OTTAWA—A porn age verification requirement proposed and advanced through the Canadian Senate proceeds through the House of Commons without the support of Prime Minister Justin Trudeau’s Liberal government and the coalition of MPs aligned to it.
The proposal is Bill S-210.
Known as the Protecting Young Persons from Exposure to Pornography Act, independent Sen. Julie Miville-Dechêne of Quebec managed to advance the bill through the Senate. Now, it's stuck before a committee undergoing further study.
Sen. Miville-Dechêne expressed to the wire service Canadian Press that she cannot contemplate why 133 members of the Liberal party chose not to support the bill.
The Liberal government says that S-210 overlaps with its own internal efforts to implement age verification and age-gating measures through regulation.
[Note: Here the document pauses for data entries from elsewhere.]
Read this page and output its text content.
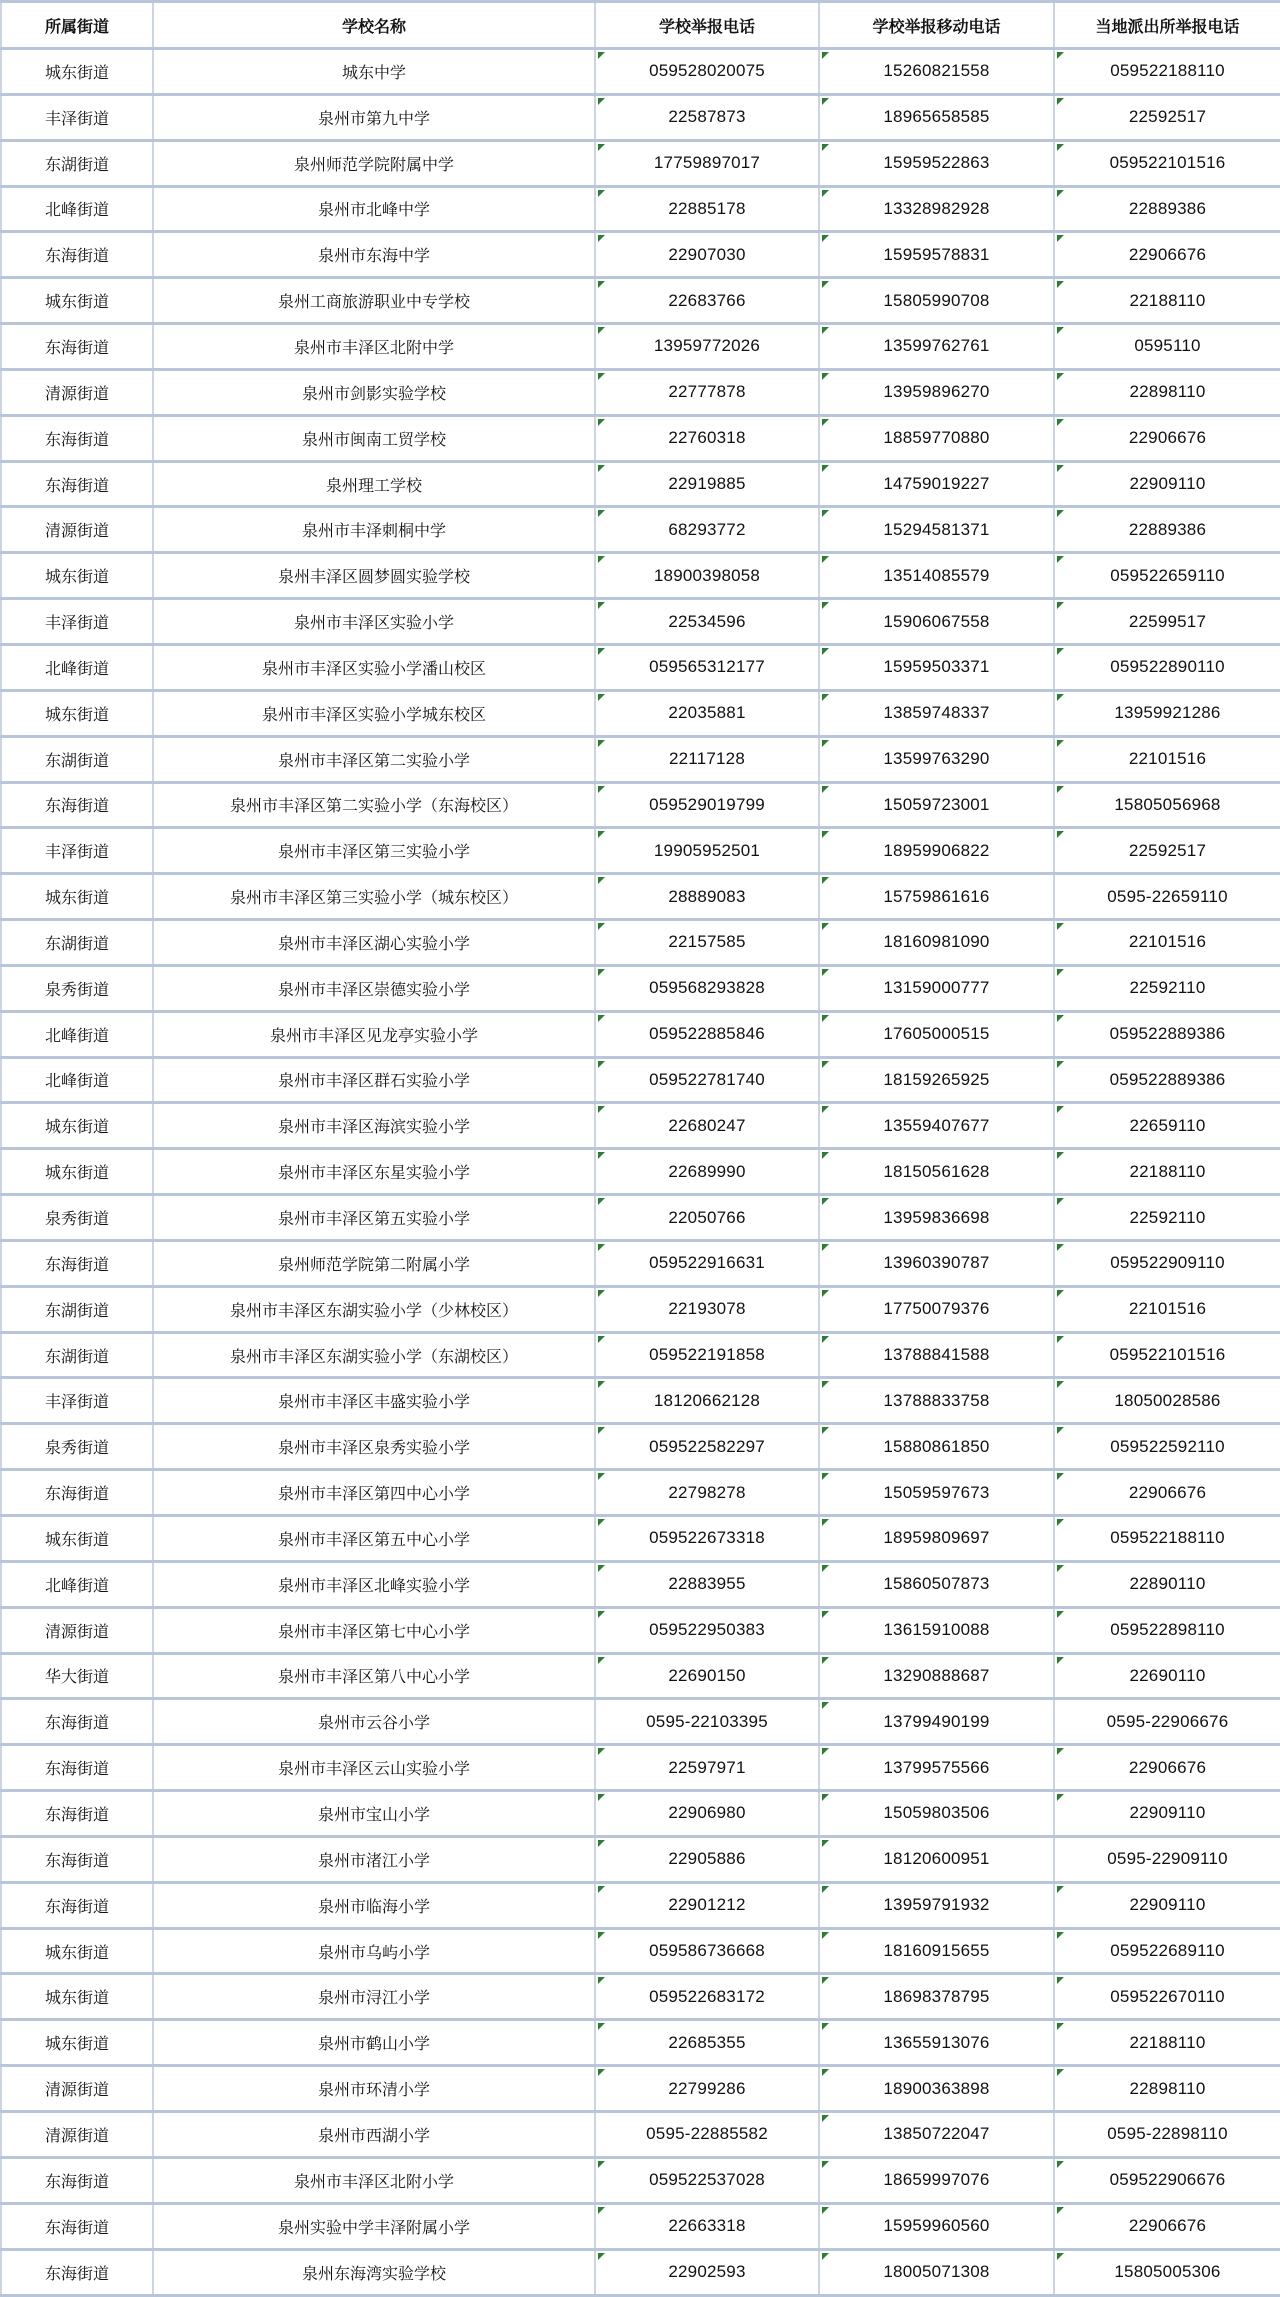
所属街道	学校名称	学校举报电话	学校举报移动电话	当地派出所举报电话
城东街道	城东中学	059528020075	15260821558	059522188110
丰泽街道	泉州市第九中学	22587873	18965658585	22592517
东湖街道	泉州师范学院附属中学	17759897017	15959522863	059522101516
北峰街道	泉州市北峰中学	22885178	13328982928	22889386
东海街道	泉州市东海中学	22907030	15959578831	22906676
城东街道	泉州工商旅游职业中专学校	22683766	15805990708	22188110
东海街道	泉州市丰泽区北附中学	13959772026	13599762761	0595110
清源街道	泉州市剑影实验学校	22777878	13959896270	22898110
东海街道	泉州市闽南工贸学校	22760318	18859770880	22906676
东海街道	泉州理工学校	22919885	14759019227	22909110
清源街道	泉州市丰泽刺桐中学	68293772	15294581371	22889386
城东街道	泉州丰泽区圆梦圆实验学校	18900398058	13514085579	059522659110
丰泽街道	泉州市丰泽区实验小学	22534596	15906067558	22599517
北峰街道	泉州市丰泽区实验小学潘山校区	059565312177	15959503371	059522890110
城东街道	泉州市丰泽区实验小学城东校区	22035881	13859748337	13959921286
东湖街道	泉州市丰泽区第二实验小学	22117128	13599763290	22101516
东海街道	泉州市丰泽区第二实验小学（东海校区）	059529019799	15059723001	15805056968
丰泽街道	泉州市丰泽区第三实验小学	19905952501	18959906822	22592517
城东街道	泉州市丰泽区第三实验小学（城东校区）	28889083	15759861616	0595-22659110
东湖街道	泉州市丰泽区湖心实验小学	22157585	18160981090	22101516
泉秀街道	泉州市丰泽区崇德实验小学	059568293828	13159000777	22592110
北峰街道	泉州市丰泽区见龙亭实验小学	059522885846	17605000515	059522889386
北峰街道	泉州市丰泽区群石实验小学	059522781740	18159265925	059522889386
城东街道	泉州市丰泽区海滨实验小学	22680247	13559407677	22659110
城东街道	泉州市丰泽区东星实验小学	22689990	18150561628	22188110
泉秀街道	泉州市丰泽区第五实验小学	22050766	13959836698	22592110
东海街道	泉州师范学院第二附属小学	059522916631	13960390787	059522909110
东湖街道	泉州市丰泽区东湖实验小学（少林校区）	22193078	17750079376	22101516
东湖街道	泉州市丰泽区东湖实验小学（东湖校区）	059522191858	13788841588	059522101516
丰泽街道	泉州市丰泽区丰盛实验小学	18120662128	13788833758	18050028586
泉秀街道	泉州市丰泽区泉秀实验小学	059522582297	15880861850	059522592110
东海街道	泉州市丰泽区第四中心小学	22798278	15059597673	22906676
城东街道	泉州市丰泽区第五中心小学	059522673318	18959809697	059522188110
北峰街道	泉州市丰泽区北峰实验小学	22883955	15860507873	22890110
清源街道	泉州市丰泽区第七中心小学	059522950383	13615910088	059522898110
华大街道	泉州市丰泽区第八中心小学	22690150	13290888687	22690110
东海街道	泉州市云谷小学	0595-22103395	13799490199	0595-22906676
东海街道	泉州市丰泽区云山实验小学	22597971	13799575566	22906676
东海街道	泉州市宝山小学	22906980	15059803506	22909110
东海街道	泉州市渚江小学	22905886	18120600951	0595-22909110
东海街道	泉州市临海小学	22901212	13959791932	22909110
城东街道	泉州市乌屿小学	059586736668	18160915655	059522689110
城东街道	泉州市浔江小学	059522683172	18698378795	059522670110
城东街道	泉州市鹤山小学	22685355	13655913076	22188110
清源街道	泉州市环清小学	22799286	18900363898	22898110
清源街道	泉州市西湖小学	0595-22885582	13850722047	0595-22898110
东海街道	泉州市丰泽区北附小学	059522537028	18659997076	059522906676
东海街道	泉州实验中学丰泽附属小学	22663318	15959960560	22906676
东海街道	泉州东海湾实验学校	22902593	18005071308	15805005306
“Never, never have I had any indication that in the [Liberal’s proposed] online harms bill there will be anything to protect children against those porn platforms,” said Miville-Dechêne.
AVN reported previously that a very influential digital governance standards organization in Canada wants the national government to implement age verification for pornographic websites with biometrics.
The Digital Governance Standards Institute submitted a proposal to the Canadian federal government to add a biometric provision in Bill S-210. A spokesperson for the Canadian Heritage minister, Pascale St-Onge, MP, said the bill is essentially a waste of time.
“We share the goal of a safer internet experience for children and youth. However, this bill is fundamentally flawed,” the Heritage minister’s office told the Canadian Press in a statement earlier this week.
Most adult industry firms, such as Montreal-based Aylo, support age verification but in the least invasive format possible.
“Unfortunately, the way many jurisdictions worldwide have chosen to implement age verification is ineffective, haphazard, and dangerous,” said a spokesperson for Aylo, which is the parent company of adult tube site Pornhub, in an email to AVN.
“Any regulations that require hundreds of thousands of adult sites to collect significant amounts of highly sensitive personal information is putting user safety in jeopardy," the spokesperson added. "Moreover, as experience has demonstrated, unless properly enforced, users will simply access non-compliant sites or find other methods of evading these laws."
The spokesperson conceded the statement is similar to others they've made throughout this year, given the onslaught of similar legislation in jurisdictions in the United States, United Kingdom, and throughout the European Union (e.g., France and Spain).